ATLANTA — Doctors now have a better way of helping parents make an agonizing decision — whether to take heroic steps to save a very premature baby.
The number of weeks in the womb has generally been the chief factor. But a new study shows others are important, too — including whether the infant is a girl and whether the fetus gets lung-maturing steroids shortly before birth.
Those extra factors can count as much as an extra week of pregnancy.
The new information could change how doctors and parents decide what kind of care to provide to tiny, fragile, premature infants, said John Langer, a co-author of the study, which is being published this week in the New England Journal of Medicine.
Besides being a girl and getting the steroids, an extra 3 1/2 ounces or so of weight and being a single birth also helped as much as an extra week of pregnancy, the study found.
“For the first time, parents and their doctors will have the best available information on which to base one of the most difficult and time-sensitive decisions they are ever likely to face,” said Langer, who works in Maryland as a statistician for the North Carolina-based Research Triangle Institute.
Some parents of preemies said they’re not sure what they would have done with this new information had they had it at the time of birth.
Sean and Jolene Tuley of Mount Juliet, Tenn., were expecting twins when, in January, the placenta of one child — a boy named Ayden — detached from Jolene’s uterus.
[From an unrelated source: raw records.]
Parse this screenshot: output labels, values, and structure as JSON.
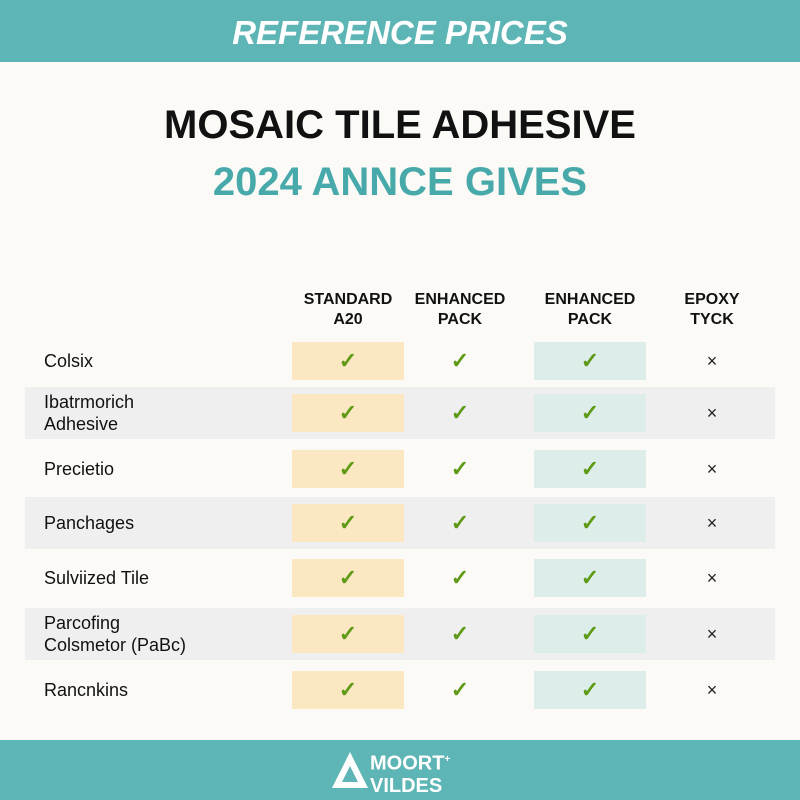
{
  "header": {
    "banner": "REFERENCE PRICES",
    "title": "MOSAIC TILE ADHESIVE",
    "subtitle": "2024 ANNCE GIVES"
  },
  "table": {
    "columns": [
      [
        "STANDARD",
        "A20"
      ],
      [
        "ENHANCED",
        "PACK"
      ],
      [
        "ENHANCED",
        "PACK"
      ],
      [
        "EPOXY",
        "TYCK"
      ]
    ],
    "rows": [
      {
        "label": [
          "Colsix"
        ],
        "cells": [
          "✓",
          "✓",
          "✓",
          "×"
        ]
      },
      {
        "label": [
          "Ibatrmorich",
          "Adhesive"
        ],
        "cells": [
          "✓",
          "✓",
          "✓",
          "×"
        ]
      },
      {
        "label": [
          "Precietio"
        ],
        "cells": [
          "✓",
          "✓",
          "✓",
          "×"
        ]
      },
      {
        "label": [
          "Panchages"
        ],
        "cells": [
          "✓",
          "✓",
          "✓",
          "×"
        ]
      },
      {
        "label": [
          "Sulviized Tile"
        ],
        "cells": [
          "✓",
          "✓",
          "✓",
          "×"
        ]
      },
      {
        "label": [
          "Parcofing",
          "Colsmetor (PaBc)"
        ],
        "cells": [
          "✓",
          "✓",
          "✓",
          "×"
        ]
      },
      {
        "label": [
          "Rancnkins"
        ],
        "cells": [
          "✓",
          "✓",
          "✓",
          "×"
        ]
      }
    ]
  },
  "footer": {
    "logo": [
      "MOORT",
      "VILDES"
    ],
    "logo_mark": "+"
  }
}
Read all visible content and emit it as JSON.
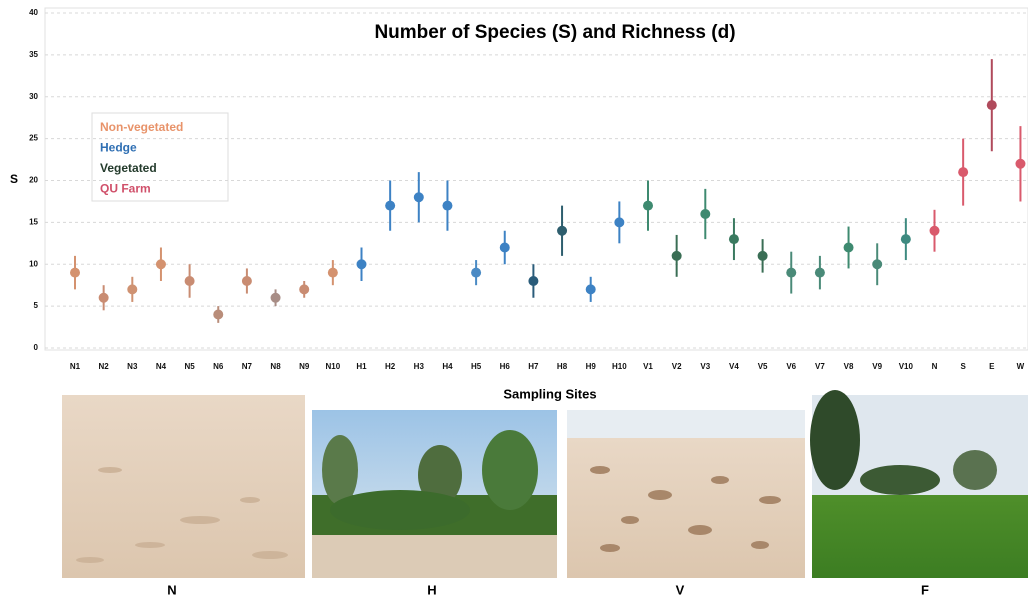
{
  "chart_data": {
    "type": "errorbar",
    "title": "Number of Species (S) and Richness (d)",
    "y_label": "S",
    "x_label": "Sampling Sites",
    "categories": [
      "N1",
      "N2",
      "N3",
      "N4",
      "N5",
      "N6",
      "N7",
      "N8",
      "N9",
      "N10",
      "H1",
      "H2",
      "H3",
      "H4",
      "H5",
      "H6",
      "H7",
      "H8",
      "H9",
      "H10",
      "V1",
      "V2",
      "V3",
      "V4",
      "V5",
      "V6",
      "V7",
      "V8",
      "V9",
      "V10",
      "N",
      "S",
      "E",
      "W"
    ],
    "values": [
      9,
      6,
      7,
      10,
      8,
      4,
      8,
      6,
      7,
      9,
      10,
      17,
      18,
      17,
      9,
      12,
      8,
      14,
      7,
      15,
      17,
      11,
      16,
      13,
      11,
      9,
      9,
      12,
      10,
      13,
      14,
      21,
      29,
      22
    ],
    "errors": [
      2,
      1.5,
      1.5,
      2,
      2,
      1,
      1.5,
      1,
      1,
      1.5,
      2,
      3,
      3,
      3,
      1.5,
      2,
      2,
      3,
      1.5,
      2.5,
      3,
      2.5,
      3,
      2.5,
      2,
      2.5,
      2,
      2.5,
      2.5,
      2.5,
      2.5,
      4,
      5.5,
      4.5
    ],
    "colors": [
      "#d4926f",
      "#c98c72",
      "#cf9272",
      "#d4926f",
      "#c98c72",
      "#b98d7a",
      "#c98c72",
      "#a88d86",
      "#c98c72",
      "#d4926f",
      "#3d82c4",
      "#3d82c4",
      "#3d82c4",
      "#3d82c4",
      "#4a8ac4",
      "#3d82c4",
      "#2a5c7a",
      "#2e5e6e",
      "#3d82c4",
      "#3d82c4",
      "#3e8a70",
      "#3a6e55",
      "#3e8a70",
      "#3a7a60",
      "#3a6e55",
      "#4a8a78",
      "#4a8a78",
      "#3e8a70",
      "#4a8a78",
      "#3e8a80",
      "#d95a6c",
      "#d95a6c",
      "#b04a5c",
      "#d95a6c"
    ],
    "legend": [
      {
        "name": "Non-vegetated",
        "color": "#e8936a"
      },
      {
        "name": "Hedge",
        "color": "#2f6fb3"
      },
      {
        "name": "Vegetated",
        "color": "#243b2c"
      },
      {
        "name": "QU Farm",
        "color": "#d0506a"
      }
    ],
    "ylim": [
      0,
      40
    ],
    "yticks": [
      0,
      5,
      10,
      15,
      20,
      25,
      30,
      35,
      40
    ],
    "grid": true
  },
  "photos": [
    {
      "label": "N"
    },
    {
      "label": "H"
    },
    {
      "label": "V"
    },
    {
      "label": "F"
    }
  ]
}
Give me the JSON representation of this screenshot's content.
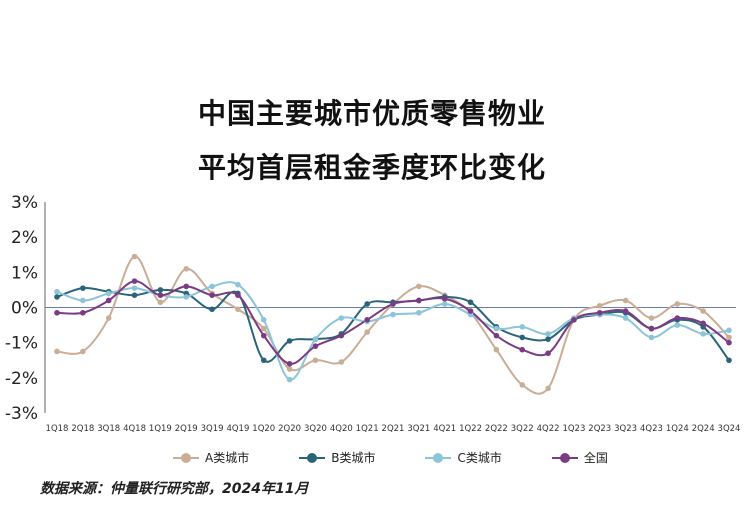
{
  "title_line1": "中国主要城市优质零售物业",
  "title_line2": "平均首层租金季度环比变化",
  "source": "数据来源：仲量联行研究部，2024年11月",
  "chart_data": {
    "type": "line",
    "title": "中国主要城市优质零售物业 平均首层租金季度环比变化",
    "xlabel": "",
    "ylabel": "",
    "ylim": [
      -3,
      3
    ],
    "yticks": [
      "3%",
      "2%",
      "1%",
      "0%",
      "-1%",
      "-2%",
      "-3%"
    ],
    "grid": false,
    "legend_position": "bottom",
    "categories": [
      "1Q18",
      "2Q18",
      "3Q18",
      "4Q18",
      "1Q19",
      "2Q19",
      "3Q19",
      "4Q19",
      "1Q20",
      "2Q20",
      "3Q20",
      "4Q20",
      "1Q21",
      "2Q21",
      "3Q21",
      "4Q21",
      "1Q22",
      "2Q22",
      "3Q22",
      "4Q22",
      "1Q23",
      "2Q23",
      "3Q23",
      "4Q23",
      "1Q24",
      "2Q24",
      "3Q24"
    ],
    "series": [
      {
        "name": "A类城市",
        "color": "#c9ad96",
        "values": [
          -1.25,
          -1.25,
          -0.3,
          1.45,
          0.15,
          1.1,
          0.4,
          -0.05,
          -0.6,
          -1.75,
          -1.5,
          -1.55,
          -0.7,
          0.1,
          0.6,
          0.35,
          -0.15,
          -1.2,
          -2.2,
          -2.3,
          -0.35,
          0.05,
          0.2,
          -0.3,
          0.1,
          -0.1,
          -0.85
        ]
      },
      {
        "name": "B类城市",
        "color": "#2a6479",
        "values": [
          0.3,
          0.55,
          0.45,
          0.35,
          0.5,
          0.4,
          -0.05,
          0.4,
          -1.5,
          -0.95,
          -0.9,
          -0.75,
          0.1,
          0.15,
          0.2,
          0.3,
          0.15,
          -0.55,
          -0.85,
          -0.9,
          -0.35,
          -0.2,
          -0.15,
          -0.6,
          -0.35,
          -0.55,
          -1.5
        ]
      },
      {
        "name": "C类城市",
        "color": "#8cc4d8",
        "values": [
          0.45,
          0.2,
          0.4,
          0.55,
          0.35,
          0.3,
          0.6,
          0.65,
          -0.35,
          -2.05,
          -0.9,
          -0.3,
          -0.4,
          -0.2,
          -0.15,
          0.1,
          -0.2,
          -0.6,
          -0.55,
          -0.75,
          -0.3,
          -0.2,
          -0.3,
          -0.85,
          -0.5,
          -0.75,
          -0.65
        ]
      },
      {
        "name": "全国",
        "color": "#7b3b83",
        "values": [
          -0.15,
          -0.15,
          0.2,
          0.75,
          0.35,
          0.6,
          0.35,
          0.35,
          -0.8,
          -1.6,
          -1.1,
          -0.8,
          -0.35,
          0.1,
          0.2,
          0.25,
          -0.1,
          -0.8,
          -1.2,
          -1.3,
          -0.35,
          -0.15,
          -0.1,
          -0.6,
          -0.3,
          -0.45,
          -1.0
        ]
      }
    ]
  }
}
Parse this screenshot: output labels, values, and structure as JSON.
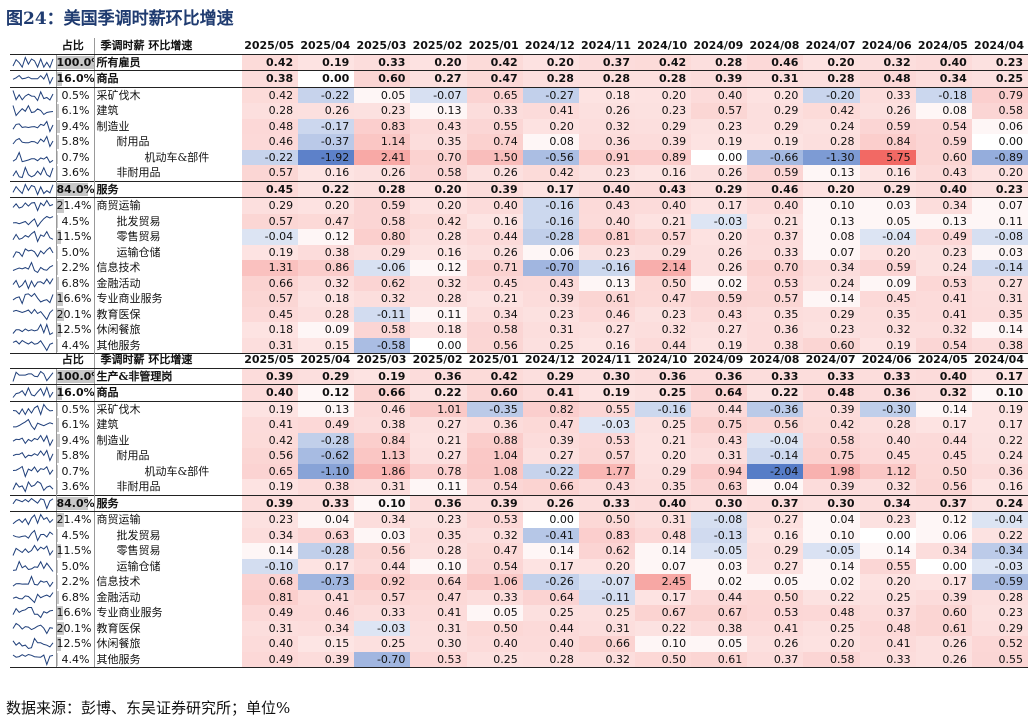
{
  "title": "图24：美国季调时薪环比增速",
  "source": "数据来源：彭博、东吴证券研究所；单位%",
  "chart_data": [
    {
      "type": "table",
      "title": "季调时薪 环比增速",
      "header_weight": "占比",
      "header_name": "季调时薪 环比增速",
      "columns": [
        "2025/05",
        "2025/04",
        "2025/03",
        "2025/02",
        "2025/01",
        "2024/12",
        "2024/11",
        "2024/10",
        "2024/09",
        "2024/08",
        "2024/07",
        "2024/06",
        "2024/05",
        "2024/04"
      ],
      "rows": [
        {
          "weight": "100.0%",
          "name": "所有雇员",
          "level": 0,
          "values": [
            0.42,
            0.19,
            0.33,
            0.2,
            0.42,
            0.2,
            0.37,
            0.42,
            0.28,
            0.46,
            0.2,
            0.32,
            0.4,
            0.23
          ]
        },
        {
          "weight": "16.0%",
          "name": "商品",
          "level": 0,
          "values": [
            0.38,
            0.0,
            0.6,
            0.27,
            0.47,
            0.28,
            0.28,
            0.28,
            0.39,
            0.31,
            0.28,
            0.48,
            0.34,
            0.25
          ]
        },
        {
          "weight": "0.5%",
          "name": "采矿伐木",
          "level": 1,
          "values": [
            0.42,
            -0.22,
            0.05,
            -0.07,
            0.65,
            -0.27,
            0.18,
            0.2,
            0.4,
            0.2,
            -0.2,
            0.33,
            -0.18,
            0.79
          ]
        },
        {
          "weight": "6.1%",
          "name": "建筑",
          "level": 1,
          "values": [
            0.28,
            0.26,
            0.23,
            0.13,
            0.33,
            0.41,
            0.26,
            0.23,
            0.57,
            0.29,
            0.42,
            0.26,
            0.08,
            0.58
          ]
        },
        {
          "weight": "9.4%",
          "name": "制造业",
          "level": 1,
          "values": [
            0.48,
            -0.17,
            0.83,
            0.43,
            0.55,
            0.2,
            0.32,
            0.29,
            0.23,
            0.29,
            0.24,
            0.59,
            0.54,
            0.06
          ]
        },
        {
          "weight": "5.8%",
          "name": "耐用品",
          "level": 2,
          "values": [
            0.46,
            -0.37,
            1.14,
            0.35,
            0.74,
            0.08,
            0.36,
            0.39,
            0.19,
            0.19,
            0.28,
            0.84,
            0.59,
            0.0
          ]
        },
        {
          "weight": "0.7%",
          "name": "机动车&部件",
          "level": 3,
          "values": [
            -0.22,
            -1.92,
            2.41,
            0.7,
            1.5,
            -0.56,
            0.91,
            0.89,
            0.0,
            -0.66,
            -1.3,
            5.75,
            0.6,
            -0.89
          ]
        },
        {
          "weight": "3.6%",
          "name": "非耐用品",
          "level": 2,
          "values": [
            0.57,
            0.16,
            0.26,
            0.58,
            0.26,
            0.42,
            0.23,
            0.16,
            0.26,
            0.59,
            0.13,
            0.16,
            0.43,
            0.2
          ]
        },
        {
          "weight": "84.0%",
          "name": "服务",
          "level": 0,
          "section": true,
          "values": [
            0.45,
            0.22,
            0.28,
            0.2,
            0.39,
            0.17,
            0.4,
            0.43,
            0.29,
            0.46,
            0.2,
            0.29,
            0.4,
            0.23
          ]
        },
        {
          "weight": "21.4%",
          "name": "商贸运输",
          "level": 1,
          "values": [
            0.29,
            0.2,
            0.59,
            0.2,
            0.4,
            -0.16,
            0.43,
            0.4,
            0.17,
            0.4,
            0.1,
            0.03,
            0.34,
            0.07
          ]
        },
        {
          "weight": "4.5%",
          "name": "批发贸易",
          "level": 2,
          "values": [
            0.57,
            0.47,
            0.58,
            0.42,
            0.16,
            -0.16,
            0.4,
            0.21,
            -0.03,
            0.21,
            0.13,
            0.05,
            0.13,
            0.11
          ]
        },
        {
          "weight": "11.5%",
          "name": "零售贸易",
          "level": 2,
          "values": [
            -0.04,
            0.12,
            0.8,
            0.28,
            0.44,
            -0.28,
            0.81,
            0.57,
            0.2,
            0.37,
            0.08,
            -0.04,
            0.49,
            -0.08
          ]
        },
        {
          "weight": "5.0%",
          "name": "运输仓储",
          "level": 2,
          "values": [
            0.19,
            0.38,
            0.29,
            0.16,
            0.26,
            0.06,
            0.23,
            0.29,
            0.26,
            0.33,
            0.07,
            0.2,
            0.23,
            0.03
          ]
        },
        {
          "weight": "2.2%",
          "name": "信息技术",
          "level": 1,
          "values": [
            1.31,
            0.86,
            -0.06,
            0.12,
            0.71,
            -0.7,
            -0.16,
            2.14,
            0.26,
            0.7,
            0.34,
            0.59,
            0.24,
            -0.14
          ]
        },
        {
          "weight": "6.8%",
          "name": "金融活动",
          "level": 1,
          "values": [
            0.66,
            0.32,
            0.62,
            0.32,
            0.45,
            0.43,
            0.13,
            0.5,
            0.02,
            0.53,
            0.24,
            0.09,
            0.53,
            0.27
          ]
        },
        {
          "weight": "16.6%",
          "name": "专业商业服务",
          "level": 1,
          "values": [
            0.57,
            0.18,
            0.32,
            0.28,
            0.21,
            0.39,
            0.61,
            0.47,
            0.59,
            0.57,
            0.14,
            0.45,
            0.41,
            0.31
          ]
        },
        {
          "weight": "20.1%",
          "name": "教育医保",
          "level": 1,
          "values": [
            0.45,
            0.28,
            -0.11,
            0.11,
            0.34,
            0.23,
            0.46,
            0.23,
            0.43,
            0.35,
            0.29,
            0.35,
            0.41,
            0.35
          ]
        },
        {
          "weight": "12.5%",
          "name": "休闲餐旅",
          "level": 1,
          "values": [
            0.18,
            0.09,
            0.58,
            0.18,
            0.58,
            0.31,
            0.27,
            0.32,
            0.27,
            0.36,
            0.23,
            0.32,
            0.32,
            0.14
          ]
        },
        {
          "weight": "4.4%",
          "name": "其他服务",
          "level": 1,
          "values": [
            0.31,
            0.15,
            -0.58,
            0.0,
            0.56,
            0.25,
            0.16,
            0.44,
            0.19,
            0.38,
            0.6,
            0.19,
            0.54,
            0.38
          ]
        }
      ]
    },
    {
      "type": "table",
      "title": "季调时薪 环比增速",
      "header_weight": "占比",
      "header_name": "季调时薪 环比增速",
      "columns": [
        "2025/05",
        "2025/04",
        "2025/03",
        "2025/02",
        "2025/01",
        "2024/12",
        "2024/11",
        "2024/10",
        "2024/09",
        "2024/08",
        "2024/07",
        "2024/06",
        "2024/05",
        "2024/04"
      ],
      "rows": [
        {
          "weight": "100.0%",
          "name": "生产&非管理岗",
          "level": 0,
          "values": [
            0.39,
            0.29,
            0.19,
            0.36,
            0.42,
            0.29,
            0.3,
            0.36,
            0.36,
            0.33,
            0.33,
            0.33,
            0.4,
            0.17
          ]
        },
        {
          "weight": "16.0%",
          "name": "商品",
          "level": 0,
          "values": [
            0.4,
            0.12,
            0.66,
            0.22,
            0.6,
            0.41,
            0.19,
            0.25,
            0.64,
            0.22,
            0.48,
            0.36,
            0.32,
            0.1
          ]
        },
        {
          "weight": "0.5%",
          "name": "采矿伐木",
          "level": 1,
          "values": [
            0.19,
            0.13,
            0.46,
            1.01,
            -0.35,
            0.82,
            0.55,
            -0.16,
            0.44,
            -0.36,
            0.39,
            -0.3,
            0.14,
            0.19
          ]
        },
        {
          "weight": "6.1%",
          "name": "建筑",
          "level": 1,
          "values": [
            0.41,
            0.49,
            0.38,
            0.27,
            0.36,
            0.47,
            -0.03,
            0.25,
            0.75,
            0.56,
            0.42,
            0.28,
            0.17,
            0.17
          ]
        },
        {
          "weight": "9.4%",
          "name": "制造业",
          "level": 1,
          "values": [
            0.42,
            -0.28,
            0.84,
            0.21,
            0.88,
            0.39,
            0.53,
            0.21,
            0.43,
            -0.04,
            0.58,
            0.4,
            0.44,
            0.22
          ]
        },
        {
          "weight": "5.8%",
          "name": "耐用品",
          "level": 2,
          "values": [
            0.56,
            -0.62,
            1.13,
            0.27,
            1.04,
            0.27,
            0.57,
            0.2,
            0.31,
            -0.14,
            0.75,
            0.45,
            0.45,
            0.24
          ]
        },
        {
          "weight": "0.7%",
          "name": "机动车&部件",
          "level": 3,
          "values": [
            0.65,
            -1.1,
            1.86,
            0.78,
            1.08,
            -0.22,
            1.77,
            0.29,
            0.94,
            -2.04,
            1.98,
            1.12,
            0.5,
            0.36
          ]
        },
        {
          "weight": "3.6%",
          "name": "非耐用品",
          "level": 2,
          "values": [
            0.19,
            0.38,
            0.31,
            0.11,
            0.54,
            0.66,
            0.43,
            0.35,
            0.63,
            0.04,
            0.39,
            0.32,
            0.56,
            0.16
          ]
        },
        {
          "weight": "84.0%",
          "name": "服务",
          "level": 0,
          "section": true,
          "values": [
            0.39,
            0.33,
            0.1,
            0.36,
            0.39,
            0.26,
            0.33,
            0.4,
            0.3,
            0.37,
            0.3,
            0.34,
            0.37,
            0.24
          ]
        },
        {
          "weight": "21.4%",
          "name": "商贸运输",
          "level": 1,
          "values": [
            0.23,
            0.04,
            0.34,
            0.23,
            0.53,
            0.0,
            0.5,
            0.31,
            -0.08,
            0.27,
            0.04,
            0.23,
            0.12,
            -0.04
          ]
        },
        {
          "weight": "4.5%",
          "name": "批发贸易",
          "level": 2,
          "values": [
            0.34,
            0.63,
            0.03,
            0.35,
            0.32,
            -0.41,
            0.83,
            0.48,
            -0.13,
            0.16,
            0.1,
            0.0,
            0.06,
            0.22
          ]
        },
        {
          "weight": "11.5%",
          "name": "零售贸易",
          "level": 2,
          "values": [
            0.14,
            -0.28,
            0.56,
            0.28,
            0.47,
            0.14,
            0.62,
            0.14,
            -0.05,
            0.29,
            -0.05,
            0.14,
            0.34,
            -0.34
          ]
        },
        {
          "weight": "5.0%",
          "name": "运输仓储",
          "level": 2,
          "values": [
            -0.1,
            0.17,
            0.44,
            0.1,
            0.54,
            0.17,
            0.2,
            0.07,
            0.03,
            0.27,
            0.14,
            0.55,
            0.0,
            -0.03
          ]
        },
        {
          "weight": "2.2%",
          "name": "信息技术",
          "level": 1,
          "values": [
            0.68,
            -0.73,
            0.92,
            0.64,
            1.06,
            -0.26,
            -0.07,
            2.45,
            0.02,
            0.05,
            0.02,
            0.2,
            0.17,
            -0.59
          ]
        },
        {
          "weight": "6.8%",
          "name": "金融活动",
          "level": 1,
          "values": [
            0.81,
            0.41,
            0.57,
            0.47,
            0.33,
            0.64,
            -0.11,
            0.17,
            0.44,
            0.5,
            0.22,
            0.25,
            0.39,
            0.28
          ]
        },
        {
          "weight": "16.6%",
          "name": "专业商业服务",
          "level": 1,
          "values": [
            0.49,
            0.46,
            0.33,
            0.41,
            0.05,
            0.25,
            0.25,
            0.67,
            0.67,
            0.53,
            0.48,
            0.37,
            0.6,
            0.23
          ]
        },
        {
          "weight": "20.1%",
          "name": "教育医保",
          "level": 1,
          "values": [
            0.31,
            0.34,
            -0.03,
            0.31,
            0.5,
            0.44,
            0.31,
            0.22,
            0.38,
            0.41,
            0.25,
            0.48,
            0.61,
            0.29
          ]
        },
        {
          "weight": "12.5%",
          "name": "休闲餐旅",
          "level": 1,
          "values": [
            0.4,
            0.15,
            0.25,
            0.3,
            0.4,
            0.4,
            0.66,
            0.1,
            0.05,
            0.26,
            0.2,
            0.41,
            0.26,
            0.52
          ]
        },
        {
          "weight": "4.4%",
          "name": "其他服务",
          "level": 1,
          "values": [
            0.49,
            0.39,
            -0.7,
            0.53,
            0.25,
            0.28,
            0.32,
            0.5,
            0.61,
            0.37,
            0.58,
            0.33,
            0.26,
            0.55
          ]
        }
      ]
    }
  ]
}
With no time to give the mother steroids, doctors performed an emergency cesarean section and delivered the children at 23 1/2 weeks.
A doctor told them the twins faced dangers and impairments — especially Ayden, who had a collapsed lung and serious brain bleeding.
“Do we continue treatment, or let him go?” recalled Sean Tuley.
The Tuleys instructed the doctor to keep providing care for both. Clara lived, and doctors think she may be able to go home from the hospital this week. But Ayden died after nine days.
It’s important that parents have all the information they can when facing a decision about care in a situation like that, said Jolene Tuley, 33.
But, she said, it’s not clear what parents can do about factors like whether the preemie is a boy or a girl or if the child had steroids.
“It’s not something you can control,” she said.